In her article dated 1 July 2020, my colleague Maddi Gaunt reflected on what this would mean for providers as the CQC consults on how registrants might feel about a more “intelligence-led” approach. My view is that this is a dangerous new dawn. We are all au fait with the pitfalls in our current system related to subjectivity of inspectors, misinterpretation of documentary evidence and basic personality clashes but how will this be better? Who controls what data is considered and by whom? How will care be observed? Can a desktop inspection really trump the experience of witnessing happy and well cared for service users first hand? There will be arguments both for and against such a system, but the truth is that we don’t know how it will look or how it could help or indeed hinder a provider until it happens. The pandemic has provided a convenient platform for this type of regulation, an aim that has been on the CQC’s agenda since 2018 and would have obvious cost saving benefits for the regulator but no clear advantages for providers or service users.
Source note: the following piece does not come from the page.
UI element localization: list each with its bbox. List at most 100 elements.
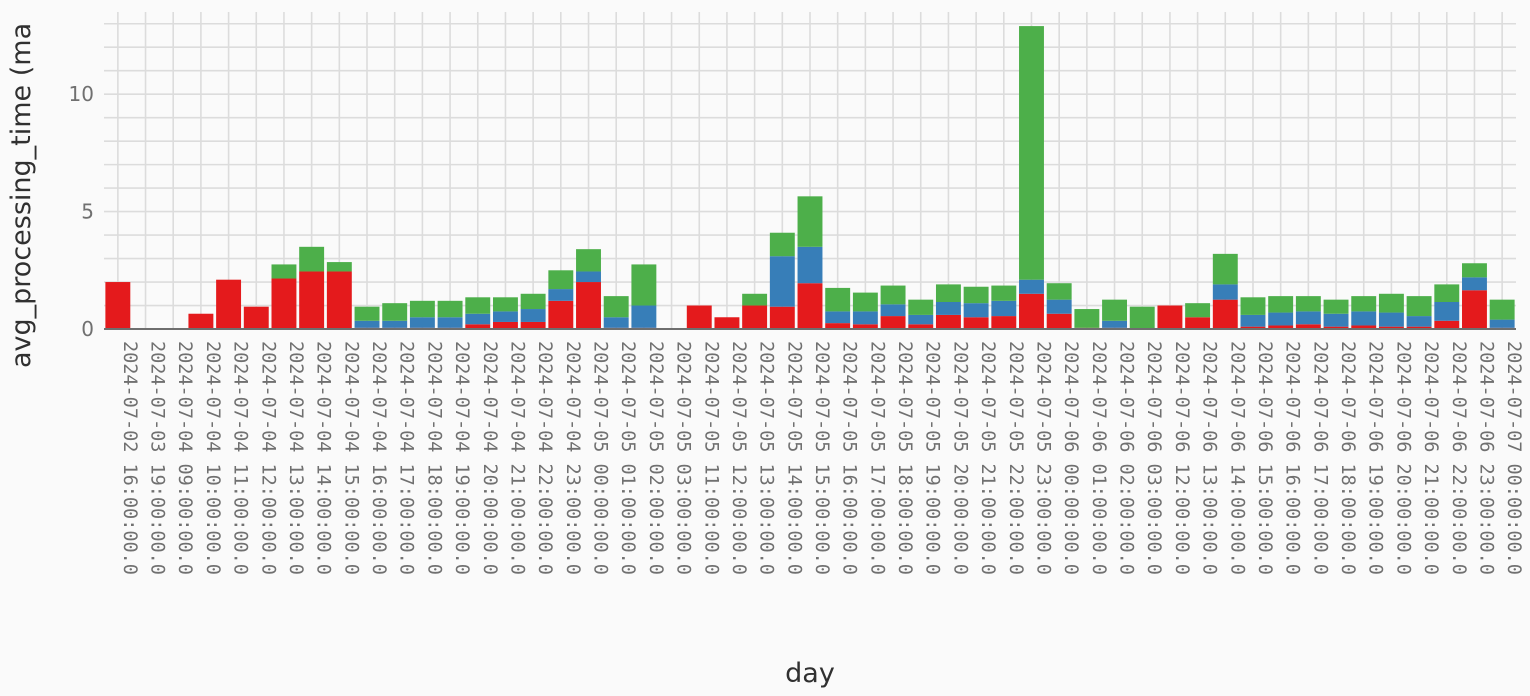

One thing that is causing some providers sleepless nights is how the CQC will approach their services in terms of general attitude. Whilst maintaining compliance is obviously vital, the sector has been through an emergency scenario where immediate care and infection control has been prioritised. Will inspections take this into account? How much empathy will the CQC show for what social care services have been through? Are we about to see services, already struggling, being plummeted into “Inadequate” and being deprived of already scant admissions? This is the start of a perfect storm.